Pretoria - The World Cup may be a thing of the past but the millions of rands spent on policing during the tournament will benefit the country's fight against crime well into the future.

This is according to Police Minister Nathi Mthethwa who was responding to questions in Parliament on the police's budget spent during the World Cup.

"The number of police personnel added to the Force as well as the equipment acquired for their use, is one of the important legacies of the 2010 FIFA World Cup.

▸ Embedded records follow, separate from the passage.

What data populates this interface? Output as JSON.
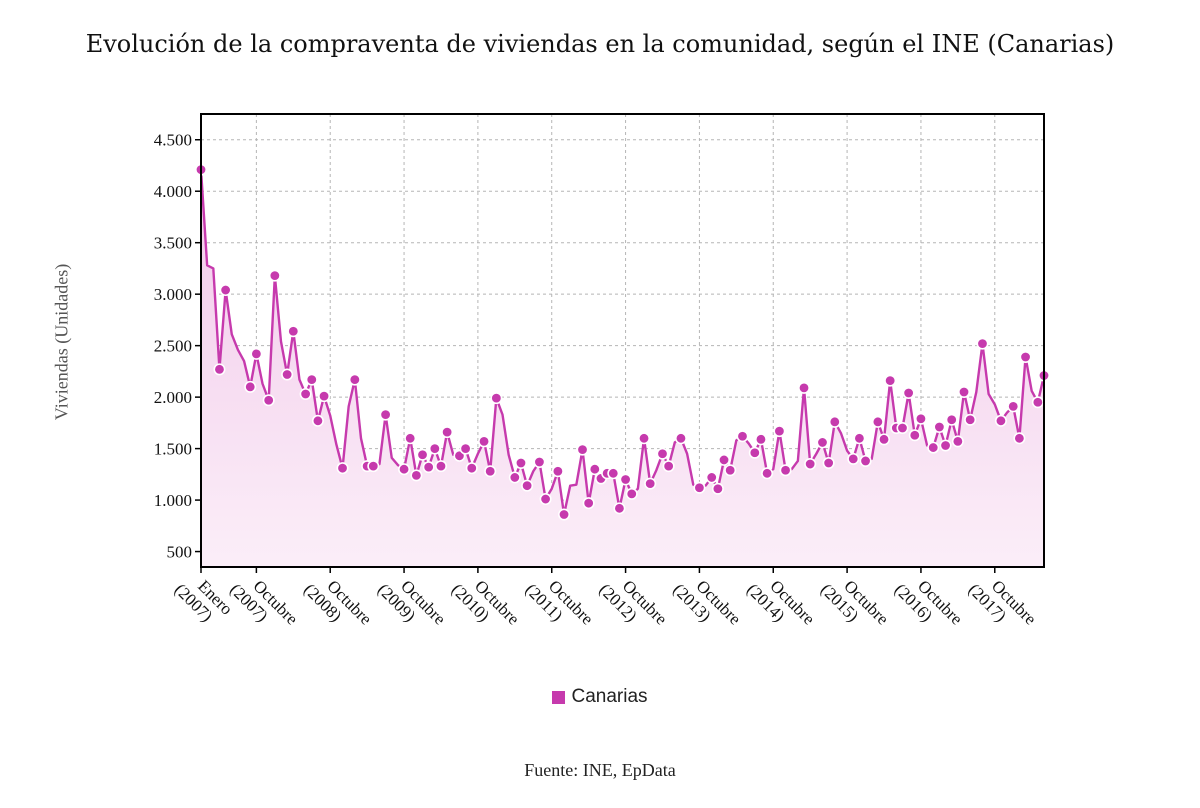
{
  "chart_data": {
    "type": "area",
    "title": "Evolución de la compraventa de viviendas en la comunidad, según el INE (Canarias)",
    "ylabel": "Viviendas (Unidades)",
    "source": "Fuente: INE, EpData",
    "ylim": [
      350,
      4750
    ],
    "yticks": [
      500,
      1000,
      1500,
      2000,
      2500,
      3000,
      3500,
      4000,
      4500
    ],
    "ytick_labels": [
      "500",
      "1.000",
      "1.500",
      "2.000",
      "2.500",
      "3.000",
      "3.500",
      "4.000",
      "4.500"
    ],
    "xtick_labels": [
      {
        "index": 0,
        "label": [
          "Enero",
          "(2007)"
        ]
      },
      {
        "index": 9,
        "label": [
          "Octubre",
          "(2007)"
        ]
      },
      {
        "index": 21,
        "label": [
          "Octubre",
          "(2008)"
        ]
      },
      {
        "index": 33,
        "label": [
          "Octubre",
          "(2009)"
        ]
      },
      {
        "index": 45,
        "label": [
          "Octubre",
          "(2010)"
        ]
      },
      {
        "index": 57,
        "label": [
          "Octubre",
          "(2011)"
        ]
      },
      {
        "index": 69,
        "label": [
          "Octubre",
          "(2012)"
        ]
      },
      {
        "index": 81,
        "label": [
          "Octubre",
          "(2013)"
        ]
      },
      {
        "index": 93,
        "label": [
          "Octubre",
          "(2014)"
        ]
      },
      {
        "index": 105,
        "label": [
          "Octubre",
          "(2015)"
        ]
      },
      {
        "index": 117,
        "label": [
          "Octubre",
          "(2016)"
        ]
      },
      {
        "index": 129,
        "label": [
          "Octubre",
          "(2017)"
        ]
      }
    ],
    "grid": true,
    "legend_position": "bottom",
    "colors": {
      "line": "#c63aad",
      "marker": "#c63aad",
      "fill_top": "#f2c9ea",
      "fill_bottom": "#fbeef8",
      "legend": "#c63aad"
    },
    "series": [
      {
        "name": "Canarias",
        "start": "2007-01",
        "end": "2018-12",
        "values": [
          4210,
          3280,
          3250,
          2270,
          3040,
          2610,
          2460,
          2350,
          2100,
          2420,
          2130,
          1970,
          3180,
          2540,
          2220,
          2640,
          2170,
          2030,
          2170,
          1770,
          2010,
          1820,
          1540,
          1310,
          1910,
          2170,
          1600,
          1330,
          1330,
          1350,
          1830,
          1410,
          1340,
          1300,
          1600,
          1240,
          1440,
          1320,
          1500,
          1330,
          1660,
          1440,
          1430,
          1500,
          1310,
          1450,
          1570,
          1280,
          1990,
          1830,
          1440,
          1220,
          1360,
          1140,
          1280,
          1370,
          1010,
          1110,
          1280,
          860,
          1140,
          1150,
          1490,
          970,
          1300,
          1210,
          1260,
          1260,
          920,
          1200,
          1060,
          1110,
          1600,
          1160,
          1290,
          1450,
          1330,
          1560,
          1600,
          1450,
          1150,
          1120,
          1140,
          1220,
          1110,
          1390,
          1290,
          1580,
          1620,
          1550,
          1460,
          1590,
          1260,
          1300,
          1670,
          1290,
          1300,
          1380,
          2090,
          1350,
          1450,
          1560,
          1360,
          1760,
          1650,
          1480,
          1400,
          1600,
          1380,
          1400,
          1760,
          1590,
          2160,
          1700,
          1700,
          2040,
          1630,
          1790,
          1530,
          1510,
          1710,
          1530,
          1780,
          1570,
          2050,
          1780,
          2050,
          2520,
          2030,
          1930,
          1770,
          1850,
          1910,
          1600,
          2390,
          2060,
          1950,
          2210
        ]
      }
    ]
  },
  "labels": {
    "title": "Evolución de la compraventa de viviendas en la comunidad, según el INE (Canarias)",
    "ylabel": "Viviendas (Unidades)",
    "legend_label": "Canarias",
    "source": "Fuente: INE, EpData"
  }
}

That is why the emphasis is now towards sustaining these best practices and continuing to deal a deadly blow to crime," the minister said.

All the resources acquired for the World Cup was still available to police and had boosted their arsenal in the fight against crime, he added.

The minister explained that money was invested in both equipment and human capital and according to Mthethwa the money was spent "sensibly".

He said a budget of R1.3-billion had been set aside for the security plan for the tournament.

"To date, an amount of approximately R572-million (R571 332 153.50 to be specific) has been spent on procuring such equipment.. These included crowd-control equipment, crime scene trainers, helicopters, water cannons, 100 BMWs for highway patrol and up-to-date body armour," he added.

A fleet of 40 helicopters, as well as state-of-the- art information and communications military technology were also used during the tournament, the minister said.

More than 44 000 officers were also deployed at all match venues, hotels, stadia and key strategic spots.

Some of the first equipment and services acquired included water cannons, sirens, blue lights and headlight flashing units for vehicles, refurbishment of Nyalas, forensic science laboratory and bomb squad items, cartridge and ammunition.

About 300 mobile cameras were also used at various operations, and this included high-tech monitoring equipment.

The remainder of the budget is being spent mainly on deployment costs but also on goods, services, accommodation, food and overtime, Mthethwa said.